После третьего танца Машенька отчетливо почувствовала, что их пара становится предметом всеобщего внимания. Розалинда и ее подруги бросали на нее косые взгляды, папенька, обсуждавший с другими управляющими свои скучные дела, смотрел недоуменно, седые брови Педру Альвареша сердито наползали на переносицу. Но ей уже было все равно. К концу бала Машенька влюбилась. Ну, может быть, не совсем влюбилась, но увлеклась несомненно.
В следующее воскресенье де Легисамо нанес им визит. Позже Машенька узнала, что перед этим Луис пригласил папеньку в самый дорогой ресторан Баии, где между коньяком и десертом папенька выторговал себе недурное вспомоществование в виде ежеквартальных отчислений с продаж хлопка де Легисамо на бразильском рынке в обмен на руку своей дочери. Когда Машенька выяснила для себя все эти подробности — не сразу, далеко не сразу! — ей стало ужасно неприятно. Показалось, что ее продавали и покупали, словно племенную кобылу. Возможно, это и стало первой трещинкой в их с Луисом отношениях — парадоксальным образом раздражение, поднявшееся у нее в душе, обратилось не на папеньку, который, собственно, и начал этот позорный торг, а на мужа, хотя понятно было, что влюбленный де Легисамо меньше всего думал о том, как бы не прогадать.

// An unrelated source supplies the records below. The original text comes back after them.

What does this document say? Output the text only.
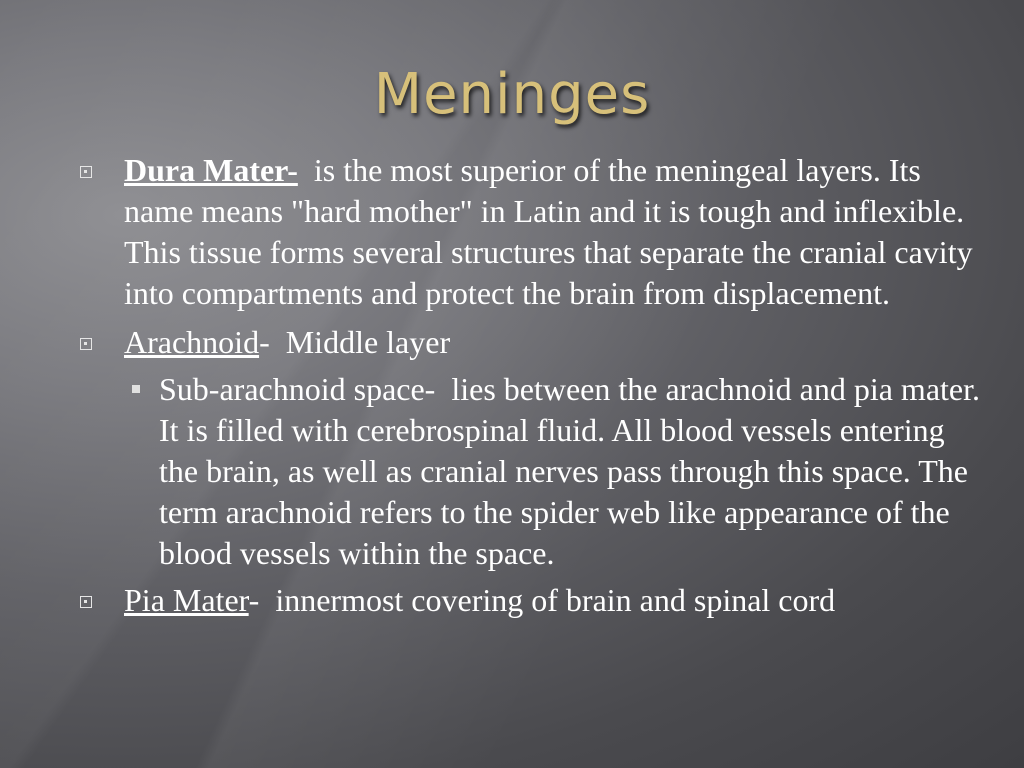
Meninges
Dura Mater-  is the most superior of the meningeal layers. Its name means "hard mother" in Latin and it is tough and inflexible. This tissue forms several structures that separate the cranial cavity into compartments and protect the brain from displacement.
Arachnoid-  Middle layer
Sub-arachnoid space-  lies between the arachnoid and pia mater. It is filled with cerebrospinal fluid. All blood vessels entering the brain, as well as cranial nerves pass through this space. The term arachnoid refers to the spider web like appearance of the blood vessels within the space.
Pia Mater-  innermost covering of brain and spinal cord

Может быть, думая о сделке, которую Луис заключил с ее отцом, Машенька просто не могла отделаться от мысли, что для ее мужа такие договоренности не внове. Ведь двадцать лет назад он пообещал отдать старому Мигелю Эспиноса величайшее сокровище своего рода в обмен на руку и сердце его дочери Глории…
— Одну минуту, — прервал Машеньку капитан. — Откуда вам стало известно о Глории? Ведь муж не делился с вами такими подробностями, верно?